In fact, Gershon Scholem identifies Leo Strauss - Ludwig Edelstein's close friend at the time - as a major proponent of Scholem's answer:
After 'Die Wirklichkeit der Hebraer' had appeared (1925), I wrote a long, critical letter {in 1928} about the book ; (Walter) Benjamin and Leo Strauss disseminated copies of it {1929} in Berlin, and it won me no friends among Goldberg's adherents {c.1929/30}. That others were impressed, indeed entranced, by the imaginative verve of Goldberg's interpretations of the Torah... is evidenced not only by {paleontologist Edgar Dacque but especially the German novelist Thomas Mann}
Because I suspect he was ALSO influential to a work I am examining -- not yet connected to Goldberg -- I still reserve the right to investigate and 'accept' some of his hypotheses, even as crank theories CAN also be relevant to social discourse and public policy. Specifically, I wonder IF* the Edelsteins adopted Goldberg's road-map or some positions approximate to his "ahistorical metaphysics ... to recreate the primordial 'reality' of the Hebrews" at Plinthine. (His movement failed, disappeared quickly; their Program flourished, millions were saved.) So I look forward to reading more of his work, in translation.

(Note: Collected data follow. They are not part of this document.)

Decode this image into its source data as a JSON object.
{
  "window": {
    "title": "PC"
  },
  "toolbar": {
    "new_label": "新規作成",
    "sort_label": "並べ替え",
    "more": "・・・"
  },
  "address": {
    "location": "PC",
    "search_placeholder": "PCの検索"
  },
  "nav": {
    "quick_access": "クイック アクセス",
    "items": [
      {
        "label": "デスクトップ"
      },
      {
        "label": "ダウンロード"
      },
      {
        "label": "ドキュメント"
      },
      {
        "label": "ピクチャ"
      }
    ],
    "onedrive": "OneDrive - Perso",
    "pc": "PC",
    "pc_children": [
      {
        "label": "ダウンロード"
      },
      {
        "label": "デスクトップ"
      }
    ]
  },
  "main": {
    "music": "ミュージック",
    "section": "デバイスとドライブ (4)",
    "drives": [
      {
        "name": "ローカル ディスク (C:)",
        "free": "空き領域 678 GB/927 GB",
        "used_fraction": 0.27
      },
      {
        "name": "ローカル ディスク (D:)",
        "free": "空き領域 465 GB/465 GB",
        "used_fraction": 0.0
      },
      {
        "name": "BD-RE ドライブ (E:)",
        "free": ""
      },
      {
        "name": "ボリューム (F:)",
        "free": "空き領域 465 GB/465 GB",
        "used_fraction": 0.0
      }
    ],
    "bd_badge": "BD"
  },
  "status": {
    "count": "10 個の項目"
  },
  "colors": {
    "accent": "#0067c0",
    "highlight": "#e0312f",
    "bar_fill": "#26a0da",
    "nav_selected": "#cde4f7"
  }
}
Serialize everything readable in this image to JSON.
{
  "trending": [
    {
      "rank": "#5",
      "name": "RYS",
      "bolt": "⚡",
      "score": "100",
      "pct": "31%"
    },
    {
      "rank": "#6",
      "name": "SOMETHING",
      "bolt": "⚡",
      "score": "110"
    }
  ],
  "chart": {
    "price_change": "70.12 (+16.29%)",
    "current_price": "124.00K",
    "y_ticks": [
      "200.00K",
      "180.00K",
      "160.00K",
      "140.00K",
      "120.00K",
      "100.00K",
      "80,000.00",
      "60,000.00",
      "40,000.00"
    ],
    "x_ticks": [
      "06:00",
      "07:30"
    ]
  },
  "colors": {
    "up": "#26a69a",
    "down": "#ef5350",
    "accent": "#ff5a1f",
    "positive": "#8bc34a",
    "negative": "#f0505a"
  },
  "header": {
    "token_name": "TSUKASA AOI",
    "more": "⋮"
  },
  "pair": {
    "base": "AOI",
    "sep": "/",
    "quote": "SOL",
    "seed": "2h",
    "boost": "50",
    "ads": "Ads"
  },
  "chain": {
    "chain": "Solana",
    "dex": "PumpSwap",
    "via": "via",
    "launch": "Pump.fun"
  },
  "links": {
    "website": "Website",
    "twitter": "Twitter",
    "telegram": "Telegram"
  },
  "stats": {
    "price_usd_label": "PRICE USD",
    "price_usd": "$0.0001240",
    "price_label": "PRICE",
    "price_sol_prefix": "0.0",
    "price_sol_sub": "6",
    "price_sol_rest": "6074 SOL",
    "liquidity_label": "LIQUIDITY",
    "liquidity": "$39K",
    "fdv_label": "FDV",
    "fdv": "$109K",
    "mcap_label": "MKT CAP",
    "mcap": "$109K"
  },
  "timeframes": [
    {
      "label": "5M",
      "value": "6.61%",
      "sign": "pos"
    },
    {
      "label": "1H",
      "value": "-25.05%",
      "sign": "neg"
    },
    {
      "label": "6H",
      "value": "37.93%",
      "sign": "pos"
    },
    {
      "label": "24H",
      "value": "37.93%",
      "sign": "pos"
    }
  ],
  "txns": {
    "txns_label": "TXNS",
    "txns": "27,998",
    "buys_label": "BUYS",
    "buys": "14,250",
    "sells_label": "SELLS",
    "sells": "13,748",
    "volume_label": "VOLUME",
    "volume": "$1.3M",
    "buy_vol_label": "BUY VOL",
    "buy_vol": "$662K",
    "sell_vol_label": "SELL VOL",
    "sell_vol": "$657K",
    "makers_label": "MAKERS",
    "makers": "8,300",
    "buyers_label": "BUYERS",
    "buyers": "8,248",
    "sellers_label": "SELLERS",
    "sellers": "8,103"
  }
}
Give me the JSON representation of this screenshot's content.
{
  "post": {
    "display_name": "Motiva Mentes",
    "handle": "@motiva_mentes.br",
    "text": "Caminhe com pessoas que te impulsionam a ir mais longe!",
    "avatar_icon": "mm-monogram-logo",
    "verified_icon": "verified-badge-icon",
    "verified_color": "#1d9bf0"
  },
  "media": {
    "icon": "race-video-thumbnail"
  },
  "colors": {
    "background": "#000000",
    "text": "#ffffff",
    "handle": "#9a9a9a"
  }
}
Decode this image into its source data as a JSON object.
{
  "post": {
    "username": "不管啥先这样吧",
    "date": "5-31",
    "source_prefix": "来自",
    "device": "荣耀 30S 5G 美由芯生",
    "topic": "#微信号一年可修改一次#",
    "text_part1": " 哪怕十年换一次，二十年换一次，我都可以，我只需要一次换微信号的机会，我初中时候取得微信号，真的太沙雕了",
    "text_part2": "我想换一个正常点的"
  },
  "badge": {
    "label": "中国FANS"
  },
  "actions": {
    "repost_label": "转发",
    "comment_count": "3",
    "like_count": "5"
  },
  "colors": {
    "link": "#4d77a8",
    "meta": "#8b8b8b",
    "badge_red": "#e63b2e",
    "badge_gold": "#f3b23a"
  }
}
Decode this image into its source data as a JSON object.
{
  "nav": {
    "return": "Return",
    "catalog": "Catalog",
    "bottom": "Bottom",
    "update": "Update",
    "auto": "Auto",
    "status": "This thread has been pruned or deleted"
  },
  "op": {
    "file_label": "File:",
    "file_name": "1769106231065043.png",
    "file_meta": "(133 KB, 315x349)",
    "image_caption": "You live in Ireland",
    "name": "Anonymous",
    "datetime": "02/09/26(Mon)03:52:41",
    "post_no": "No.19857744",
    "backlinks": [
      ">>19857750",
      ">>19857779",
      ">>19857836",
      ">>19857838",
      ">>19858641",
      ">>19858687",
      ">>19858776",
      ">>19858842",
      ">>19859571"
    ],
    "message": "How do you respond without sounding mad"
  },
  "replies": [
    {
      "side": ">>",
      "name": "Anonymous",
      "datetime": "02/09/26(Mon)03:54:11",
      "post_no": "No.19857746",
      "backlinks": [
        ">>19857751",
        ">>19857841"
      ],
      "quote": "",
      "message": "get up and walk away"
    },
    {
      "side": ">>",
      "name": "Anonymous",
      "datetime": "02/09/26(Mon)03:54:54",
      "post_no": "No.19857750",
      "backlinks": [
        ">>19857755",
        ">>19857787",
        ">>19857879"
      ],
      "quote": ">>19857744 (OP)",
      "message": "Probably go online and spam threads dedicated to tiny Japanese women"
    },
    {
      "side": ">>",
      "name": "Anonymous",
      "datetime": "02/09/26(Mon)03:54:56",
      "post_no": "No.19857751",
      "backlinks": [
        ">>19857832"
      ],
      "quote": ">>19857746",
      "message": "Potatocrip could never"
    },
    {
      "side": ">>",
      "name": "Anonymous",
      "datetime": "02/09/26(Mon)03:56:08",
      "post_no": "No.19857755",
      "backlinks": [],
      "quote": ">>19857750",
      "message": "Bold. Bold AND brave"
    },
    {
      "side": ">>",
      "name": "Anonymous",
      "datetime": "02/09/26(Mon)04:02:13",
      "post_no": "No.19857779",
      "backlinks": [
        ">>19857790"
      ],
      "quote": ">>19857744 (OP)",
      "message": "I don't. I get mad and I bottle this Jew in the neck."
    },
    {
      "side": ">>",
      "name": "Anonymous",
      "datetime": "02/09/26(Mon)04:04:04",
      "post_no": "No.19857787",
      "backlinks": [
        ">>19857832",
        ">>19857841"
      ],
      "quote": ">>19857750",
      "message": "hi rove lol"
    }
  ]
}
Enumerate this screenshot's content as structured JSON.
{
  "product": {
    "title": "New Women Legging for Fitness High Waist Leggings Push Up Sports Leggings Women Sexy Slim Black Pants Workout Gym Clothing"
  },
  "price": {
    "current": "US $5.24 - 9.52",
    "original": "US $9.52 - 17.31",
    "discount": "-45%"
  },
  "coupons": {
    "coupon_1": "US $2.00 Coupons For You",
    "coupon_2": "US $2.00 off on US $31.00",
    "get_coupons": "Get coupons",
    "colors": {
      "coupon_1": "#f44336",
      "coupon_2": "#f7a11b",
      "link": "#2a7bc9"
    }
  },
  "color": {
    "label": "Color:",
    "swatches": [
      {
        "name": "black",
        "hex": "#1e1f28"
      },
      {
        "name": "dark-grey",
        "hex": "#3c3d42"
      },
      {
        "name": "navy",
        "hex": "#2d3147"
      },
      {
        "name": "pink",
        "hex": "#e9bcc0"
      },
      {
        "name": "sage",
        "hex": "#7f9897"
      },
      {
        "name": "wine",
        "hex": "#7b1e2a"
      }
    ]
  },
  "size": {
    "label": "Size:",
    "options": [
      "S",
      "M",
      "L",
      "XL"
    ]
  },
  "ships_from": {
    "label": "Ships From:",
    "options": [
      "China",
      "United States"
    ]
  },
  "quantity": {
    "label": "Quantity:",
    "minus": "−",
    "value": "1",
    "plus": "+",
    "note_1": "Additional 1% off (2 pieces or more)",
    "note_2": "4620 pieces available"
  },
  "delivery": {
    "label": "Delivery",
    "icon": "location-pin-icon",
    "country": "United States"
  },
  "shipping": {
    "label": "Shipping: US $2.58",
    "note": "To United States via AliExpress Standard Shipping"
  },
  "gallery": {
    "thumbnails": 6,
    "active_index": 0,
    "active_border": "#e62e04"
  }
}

* Despite striking similarities to the broadest conceptualization of Goldberg's progam, a precise connection for the Edelsteins in not yet established. We know that Scholem and Franz Rosenzweig (1886-1929) disagreed about Oskar Goldberg; how sympathetic were he and/or Eugen Täubler - Emma's favorite teacher - towards the Goldberg Circle? In mid-1927, Rosenzweig believed there were "many good exegetical seeds" in Goldberg's bowl of crazy. IF the Anonymous Authors [1939] borrowed some ideas from kook-y Goldberg, that must be carefully catalogued.